Le réalisateur mexicain Michel Franco, qui est aussi scénariste de « Memory », nous propose un film sur les souvenirs en mettant en scène deux personnages aux prises avec leur mémoire, de façon opposé :
l’un oublie, l’autre n’arrive pas à oublier.
Son film de 1h40 est réalisé de façon très sobre. Il y a peu de musique, à part une vieille chanson très connue de Procol Harum que le personnage de Saul repasse indéfiniment, elle semble lui évoquer quelque part, au fond de sa mémoire
défaillante
, un bonheur passé. La scène où il la repasse en boucle avec son téléphone est une scène d’une très touchante simplicité. Il choisit pour décor le New York un peu underground, le moins glamour possible, il zappe les effets de caméra, les plans audacieux et autres effets de style. Il filme sobre mais ce qu’il filme, il le fait avec le ton et le recul qu’il faut. Par exemple, la scène ou Saul suit Sylvia à la sortie d’une soirée n’a pas besoin de musique ou d’artifice pour susciter une angoisse sourde. Même si je lui concède quelques longueurs, « Memory » est un film réalisé comme il faut, sans esbroufe. Cette sobriété, c’est sans doute pour mieux mettre en valeur les deux interprètes que sont Jessica Chastain et Bill Sarsgaard. Sarsgaard, dans un rôle apparemment plus simple que sa consœur, est très émouvant.
Il semble avoir accepté (si tant est que cela soit possible) sa maladie et en apparence, il en a pris son parti. Il y a quelque chose de très doux dans son interprétation, même quand il est perdu, désemparé, il n’est jamais pathétique.

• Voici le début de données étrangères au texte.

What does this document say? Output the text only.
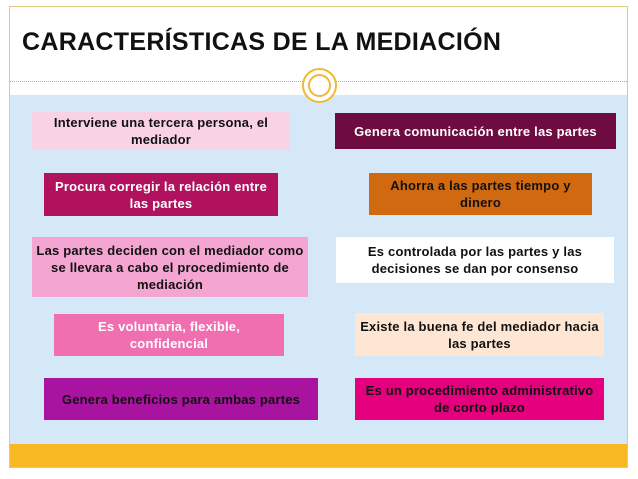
CARACTERÍSTICAS DE LA MEDIACIÓN
Interviene una tercera persona, el mediador
Procura corregir la relación entre las partes
Las partes deciden con el mediador como se llevara a cabo el procedimiento de mediación
Es voluntaria, flexible, confidencial
Genera beneficios para ambas partes
Genera comunicación entre las partes
Ahorra a las partes tiempo y dinero
Es controlada por las partes y las decisiones se dan por consenso
Existe la buena fe del mediador hacia las partes
Es un procedimiento administrativo de corto plazo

Jessica Chastain, elle, a un rôle plus difficile. Le scénario ne dévoile que par bribe les souvenirs qui la tiraillent, l’empêche d’avancer, l’empêche d’être heureuse, l’empêche tout cour. Très à fleur de peau, elle semble toujours être sur le point de retomber dans la dépression ou l’alcool. Et puis à d’autres moments, elle rayonne, quand elle est au contact de sa fille, ou des adultes handicapés dont elle s’occupe. Son rôle est complexe, pas forcément très lisible d’emblée, mais Chastain fait très bien le job, ce dont personne de doutait. Et puis j’ajoute une petite mention à Brooke Timber dans le rôle de sa fille Olivia. Sa mère la surprotège, la cloisonne sans doute trop, mais elle ne tombe pas dans le travers désagréable de l’adolescente revêche. Ca aurait été facile d’écrire ce rôle ainsi, de la faire crier, se révolter et claquer les portes. Mais non, Brooke Timber à un joli rôle de fille à composer et elle le fait avec une vraie fraicheur. Comme je l’ai dit le scénario fonctionne par palier, et au début on devine les choses :
Sylvia à trois verrous sur sa porte plus une alarme électronique, elle ne demande expressément des réparatrices pour les interventions à domicile, elle ne parle plus à sa mère, elle vit dans un tout petit appartement alors que sa sœur ainée à une belle maison, elle a été alcoolique, Olivia n’a pas de père, etc… C’est comme une sorte de puzzle dont elle délivre des morceaux au compte-goutte. Ce qu’il lui est arrivé, on l’apprend en deux fois : d’abord le mauvais, puis le pire. Il n’y a rien qui sonne faux dans son histoire, des enfances et des adolescences comme les siennes, il y en a tellement !
Ce qui sonne juste aussi, c’est la tendre histoire qui se noue entre deux êtres déboussolés qui se trouvent. Leur histoire ne peut s’inscrire dans la durée à cause de la maladie de Saul, et pourtant ils s’aiment et se rendent heureux, même pour peu de temps. C’est comme s’ils se réparaient en quelque sorte. C’est une histoire d’amour pleine de pudeur, sans pathos, sans passion débridée. Saul et Sylvia forment un couple aussi improbable qui touchant.
La scène forte du film, celle où le « pire » est dévoilé, est très bien construite et nous prends aux tripes. Il y a beaucoup de choses dans cette scène, dans l’attitude de chacun : ils sont 6 dans cette scène, et tous y apporte quelque chose pour qu’elle soit extrêmement forte
, c’est de la belle direction d’acteur. « Memory », sans être un chef d’œuvre inoubliable, se révèle être au final un très beau film d’amour entre deux être en souffrance. Même si le fond de leur histoire est infiniment douloureux, leur histoire agit comme un souffle d’air pur dans une atmosphère vicié.